Louis Valenzuela flew back and forth from home to Philadelphia so he could work and care for their older daughter, LonaAnn. His mom stayed with Brailey Valenzuela but it was still tough for her.
"I was super super sad being away from my family, especially my daughter," she says. "It was extremely hard."
She also underwent weekly ultrasounds to make sure the baby was progressing well.
"They were monitoring her heart function and making sure it was expanding back to a normal size," Brailey Valenzuela says. "The tumor had been crushing it. And very quickly, within a matter of days, it started functioning fully and normally."
A little over 35 weeks pregnant, Brailey Valenzuela experienced pain and an ultrasound revealed that her uterine lining was very thin. Worried about a rupture, the doctors performed a C-section on February 17, 2024. Arley spent her first few days in the neonatal intensive care unit for some extra oxygen and to help her learn how to eat. But her mom was thrilled by how well Arley seemed to be doing.

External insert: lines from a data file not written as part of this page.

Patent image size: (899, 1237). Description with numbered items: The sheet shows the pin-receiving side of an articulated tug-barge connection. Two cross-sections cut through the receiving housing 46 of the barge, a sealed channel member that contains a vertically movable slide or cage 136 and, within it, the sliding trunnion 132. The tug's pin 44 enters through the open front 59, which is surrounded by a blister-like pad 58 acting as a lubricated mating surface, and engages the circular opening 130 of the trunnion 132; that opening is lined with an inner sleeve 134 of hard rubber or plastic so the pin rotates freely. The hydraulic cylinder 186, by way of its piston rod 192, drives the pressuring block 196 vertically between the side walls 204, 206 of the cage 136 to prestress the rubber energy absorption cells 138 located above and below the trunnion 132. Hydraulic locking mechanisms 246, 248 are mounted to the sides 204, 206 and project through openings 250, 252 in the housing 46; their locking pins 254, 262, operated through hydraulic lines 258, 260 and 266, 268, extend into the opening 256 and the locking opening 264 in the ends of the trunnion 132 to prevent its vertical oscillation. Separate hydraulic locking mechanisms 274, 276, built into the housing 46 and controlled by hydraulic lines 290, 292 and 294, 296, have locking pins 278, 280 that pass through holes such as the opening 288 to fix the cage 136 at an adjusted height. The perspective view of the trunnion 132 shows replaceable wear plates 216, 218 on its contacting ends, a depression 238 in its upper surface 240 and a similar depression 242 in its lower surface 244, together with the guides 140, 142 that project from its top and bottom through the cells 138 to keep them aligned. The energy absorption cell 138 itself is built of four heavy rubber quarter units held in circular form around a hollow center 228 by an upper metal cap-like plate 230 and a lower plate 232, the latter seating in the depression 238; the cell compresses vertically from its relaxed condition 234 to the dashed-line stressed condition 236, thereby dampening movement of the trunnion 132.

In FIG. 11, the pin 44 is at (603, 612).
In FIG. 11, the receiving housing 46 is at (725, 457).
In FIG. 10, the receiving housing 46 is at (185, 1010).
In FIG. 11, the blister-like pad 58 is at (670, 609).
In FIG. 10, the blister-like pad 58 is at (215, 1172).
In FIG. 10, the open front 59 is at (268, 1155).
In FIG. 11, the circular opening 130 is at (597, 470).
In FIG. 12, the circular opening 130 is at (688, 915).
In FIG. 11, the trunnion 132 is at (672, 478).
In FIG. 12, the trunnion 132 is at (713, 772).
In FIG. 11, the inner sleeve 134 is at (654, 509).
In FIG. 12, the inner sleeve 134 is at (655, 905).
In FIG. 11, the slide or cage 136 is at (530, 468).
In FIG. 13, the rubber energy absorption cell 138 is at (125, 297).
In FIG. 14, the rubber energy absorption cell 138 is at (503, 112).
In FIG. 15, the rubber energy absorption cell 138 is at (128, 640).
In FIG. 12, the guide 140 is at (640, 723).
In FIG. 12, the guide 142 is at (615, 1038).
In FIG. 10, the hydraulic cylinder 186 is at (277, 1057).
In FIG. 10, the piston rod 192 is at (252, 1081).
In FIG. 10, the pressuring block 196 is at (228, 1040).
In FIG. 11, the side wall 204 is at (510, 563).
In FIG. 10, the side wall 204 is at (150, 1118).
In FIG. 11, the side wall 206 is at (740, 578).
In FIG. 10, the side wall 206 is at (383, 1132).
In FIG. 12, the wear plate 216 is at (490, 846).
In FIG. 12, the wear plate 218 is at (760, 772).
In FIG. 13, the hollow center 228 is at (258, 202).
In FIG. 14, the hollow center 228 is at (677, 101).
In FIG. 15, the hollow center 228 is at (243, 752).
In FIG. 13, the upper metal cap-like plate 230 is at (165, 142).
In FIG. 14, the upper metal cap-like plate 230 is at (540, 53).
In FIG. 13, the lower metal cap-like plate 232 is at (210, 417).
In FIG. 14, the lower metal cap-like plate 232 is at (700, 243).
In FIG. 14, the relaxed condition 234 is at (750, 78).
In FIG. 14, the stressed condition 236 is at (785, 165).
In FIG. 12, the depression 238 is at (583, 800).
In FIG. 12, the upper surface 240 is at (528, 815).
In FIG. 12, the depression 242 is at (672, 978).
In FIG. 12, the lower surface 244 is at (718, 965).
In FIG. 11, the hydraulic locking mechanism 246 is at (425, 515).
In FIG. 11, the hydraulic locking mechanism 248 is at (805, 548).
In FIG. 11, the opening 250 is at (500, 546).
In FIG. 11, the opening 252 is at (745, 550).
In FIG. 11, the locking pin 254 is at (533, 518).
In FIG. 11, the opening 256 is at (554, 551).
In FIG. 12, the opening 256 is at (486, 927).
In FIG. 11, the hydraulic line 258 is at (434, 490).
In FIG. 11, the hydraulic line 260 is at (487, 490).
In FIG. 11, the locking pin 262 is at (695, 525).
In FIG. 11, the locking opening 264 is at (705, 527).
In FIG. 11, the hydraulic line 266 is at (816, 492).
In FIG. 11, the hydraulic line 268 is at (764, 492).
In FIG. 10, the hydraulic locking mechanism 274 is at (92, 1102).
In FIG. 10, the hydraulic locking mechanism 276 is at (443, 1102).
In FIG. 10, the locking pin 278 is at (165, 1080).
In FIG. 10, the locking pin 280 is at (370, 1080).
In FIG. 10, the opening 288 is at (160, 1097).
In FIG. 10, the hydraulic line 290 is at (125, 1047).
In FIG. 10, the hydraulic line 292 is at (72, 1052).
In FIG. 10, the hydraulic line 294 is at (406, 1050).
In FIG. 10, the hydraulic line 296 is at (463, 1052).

"Her heart was great," Brailey Valenzuela says. "It's functioning like any other baby."
After this good news, the doctors shared a wish with the family.
"The doctors said, 'We just hope that she continues being medically boring,'" Louis Valenzuela says. "We don't pray for much. We just pray to be boring."
After about three weeks more in Philadelphia, the family returned to Tennessee. While coming home felt wonderful to Brailey Valenzuela, she also worried.
"You're anticipating like something is going to go wrong," she says. "Once we got over that initial scary feeling we settled into a normal routine."
Arley recently visited her local cardiologist and she's doing so well she doesn't have to return for a year.
"She's doing great," Brailey Valenzuela. "I hope people can have hope when they read Arley's story."